At the moment it seems unlikely that all the demonstrators will leave the village peacefully. TV pictures show burning roadblocks; When the police cleared the access roads earlier this week, masked people in white overalls threw stones, bottles and firecrackers. In interviews, activists stress that they are putting up fierce resistance. The question is probably how much the eviction will escalate.

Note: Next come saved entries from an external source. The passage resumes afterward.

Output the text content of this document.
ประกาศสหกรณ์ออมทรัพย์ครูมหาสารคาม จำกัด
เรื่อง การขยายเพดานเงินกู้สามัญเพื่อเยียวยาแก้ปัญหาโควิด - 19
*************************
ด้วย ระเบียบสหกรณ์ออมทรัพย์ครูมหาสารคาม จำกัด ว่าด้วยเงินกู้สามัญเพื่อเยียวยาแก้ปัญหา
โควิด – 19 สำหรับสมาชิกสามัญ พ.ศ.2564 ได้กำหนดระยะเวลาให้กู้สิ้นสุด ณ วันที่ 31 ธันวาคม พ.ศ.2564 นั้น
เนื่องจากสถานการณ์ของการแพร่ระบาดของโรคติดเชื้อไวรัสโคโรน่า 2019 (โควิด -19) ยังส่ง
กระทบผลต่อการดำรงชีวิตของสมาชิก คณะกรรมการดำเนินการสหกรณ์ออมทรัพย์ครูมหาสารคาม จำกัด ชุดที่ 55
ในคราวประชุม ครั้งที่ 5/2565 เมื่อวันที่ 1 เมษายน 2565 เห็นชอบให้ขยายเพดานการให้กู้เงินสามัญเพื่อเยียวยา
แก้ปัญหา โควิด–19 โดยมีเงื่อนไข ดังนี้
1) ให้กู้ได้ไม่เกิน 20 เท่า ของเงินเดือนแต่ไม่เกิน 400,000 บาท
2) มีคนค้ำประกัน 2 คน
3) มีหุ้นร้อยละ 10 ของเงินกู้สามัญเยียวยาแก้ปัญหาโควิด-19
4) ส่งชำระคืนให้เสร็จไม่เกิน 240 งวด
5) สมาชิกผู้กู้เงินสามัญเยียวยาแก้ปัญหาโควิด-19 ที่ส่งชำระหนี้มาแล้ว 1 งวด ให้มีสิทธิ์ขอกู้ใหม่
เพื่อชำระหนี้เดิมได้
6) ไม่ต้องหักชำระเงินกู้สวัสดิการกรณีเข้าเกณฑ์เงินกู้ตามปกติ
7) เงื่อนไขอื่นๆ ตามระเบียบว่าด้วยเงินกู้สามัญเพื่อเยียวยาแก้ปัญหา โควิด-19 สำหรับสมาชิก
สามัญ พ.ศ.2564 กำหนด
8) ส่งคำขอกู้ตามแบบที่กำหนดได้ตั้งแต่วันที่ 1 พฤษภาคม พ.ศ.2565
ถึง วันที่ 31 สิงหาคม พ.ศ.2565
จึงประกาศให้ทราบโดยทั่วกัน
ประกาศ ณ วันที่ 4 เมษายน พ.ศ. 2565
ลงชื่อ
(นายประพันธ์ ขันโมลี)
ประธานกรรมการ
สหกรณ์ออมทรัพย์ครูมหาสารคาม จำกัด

Many occupiers of Lützerath describe their protest as “civil disobedience”. They refer to the American philosopher Henry David Thoreau, who stopped paying taxes because of his resistance to slave ownership and the American war against Mexico (1846-1848). Well-known nonviolent civil rights activists such as Martin Luther King in the USA and Mahatma Gandhi in India also invoked Thoreau. The Lützerath squatters see themselves in their tradition.

NRW Interior Minister Herbert Reul contradicts the demonstrators: “Civil disobedience exists when people protest non-violently and are willing to accept the punishment provided by the rule of law for breaking the law. This is obviously not the case with hooded activists who throw firecrackers and stones at police officers and then flee,” he told Welz, “he told the world. “It has nothing in common with the impressive non-violent protest of a Gandhi”.

Hardly likely. “Not only the last generation will stick to the streets around Lützerath, but all generations will protest together against the coal madness,” announces Christoph Bautz from Campact. The “broad of society” is on its feet – also at a planned large-scale demonstration with several thousand participants on Saturday, January 14, for which Greenpeace, Campact and Fridays for Future, among others, have joined forces. It should also take place if an eviction is already underway at this time.